I have a timeseries of values (e.g., a random walk of stock market prices) stored in a PostgreSQL database. It's a very large table and I'd like to be able to handle queries for arbitrary time spans similarly fast. I have this chart in the back of my mind, and I wonder how they did this.
A simple Example:
WITH t(ts, val) AS ( VALUES
('2012-10-04 00:00:00'::timestamp, 1.11::numeric),
('2012-10-04 00:00:01', 1.21),
('2012-10-04 00:00:02', 1.25),
('2012-10-04 00:00:03', 1.41),
('2012-10-04 00:00:04', 1.31),
('2012-10-04 00:00:05', 1.25),
('2012-10-04 00:00:06', 1.33))
(Assume there's an index on the timestamp column.) The table is large, and it takes a long time to retrieve all values of a time span of, e.g., a quarter of a year. However, as all I want to do with that data is to make a plot to visualize the global trend, I do not really need to get the entire data set from that period, but a representative subset would be fine.

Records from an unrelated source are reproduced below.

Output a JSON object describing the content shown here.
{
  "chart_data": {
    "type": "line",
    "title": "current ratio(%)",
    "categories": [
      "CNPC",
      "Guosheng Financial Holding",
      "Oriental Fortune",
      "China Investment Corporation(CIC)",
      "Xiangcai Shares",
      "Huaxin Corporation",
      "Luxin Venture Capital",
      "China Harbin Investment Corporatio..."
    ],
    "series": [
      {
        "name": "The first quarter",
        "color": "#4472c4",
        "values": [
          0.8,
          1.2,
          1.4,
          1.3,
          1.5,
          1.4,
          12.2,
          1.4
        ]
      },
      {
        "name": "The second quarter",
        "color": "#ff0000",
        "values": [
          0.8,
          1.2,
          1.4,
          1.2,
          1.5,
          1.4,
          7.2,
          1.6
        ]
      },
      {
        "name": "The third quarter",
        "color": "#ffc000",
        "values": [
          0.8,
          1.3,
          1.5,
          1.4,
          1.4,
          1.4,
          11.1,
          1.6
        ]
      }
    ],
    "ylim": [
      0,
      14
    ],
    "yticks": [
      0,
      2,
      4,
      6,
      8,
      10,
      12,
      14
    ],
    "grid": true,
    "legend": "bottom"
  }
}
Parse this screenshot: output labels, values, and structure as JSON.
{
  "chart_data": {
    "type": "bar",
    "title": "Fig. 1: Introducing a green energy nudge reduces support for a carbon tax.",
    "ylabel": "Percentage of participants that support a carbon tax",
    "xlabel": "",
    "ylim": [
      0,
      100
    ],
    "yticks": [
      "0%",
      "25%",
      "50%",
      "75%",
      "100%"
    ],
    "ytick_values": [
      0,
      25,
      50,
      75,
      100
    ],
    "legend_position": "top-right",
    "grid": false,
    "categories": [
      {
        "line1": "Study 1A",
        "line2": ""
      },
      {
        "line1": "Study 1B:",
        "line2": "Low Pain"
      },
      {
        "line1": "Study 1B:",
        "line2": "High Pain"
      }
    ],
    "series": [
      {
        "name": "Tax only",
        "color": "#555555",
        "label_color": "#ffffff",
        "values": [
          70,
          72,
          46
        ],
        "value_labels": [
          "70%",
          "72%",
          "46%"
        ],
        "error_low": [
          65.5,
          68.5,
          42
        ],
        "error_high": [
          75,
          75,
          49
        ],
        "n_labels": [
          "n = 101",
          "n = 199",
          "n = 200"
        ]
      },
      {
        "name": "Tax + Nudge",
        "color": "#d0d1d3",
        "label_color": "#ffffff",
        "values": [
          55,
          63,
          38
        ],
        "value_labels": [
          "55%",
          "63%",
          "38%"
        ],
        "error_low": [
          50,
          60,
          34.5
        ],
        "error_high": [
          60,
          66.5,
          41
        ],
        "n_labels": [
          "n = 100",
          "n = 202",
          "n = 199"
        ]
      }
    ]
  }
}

Things that came to my mind:
- generate a list of sub-statements, each of which retrieves one arbitrary value for a short sub-time-interval (e.g. one value per hour interval).
- aggregate values, e.g.
AVG()
and group bydate_trunc('hour', ts)
or similar (but would this be any faster on its own? Probably make another table that holds pre-aggregated values?)
Is there a way-to-go to achieve this?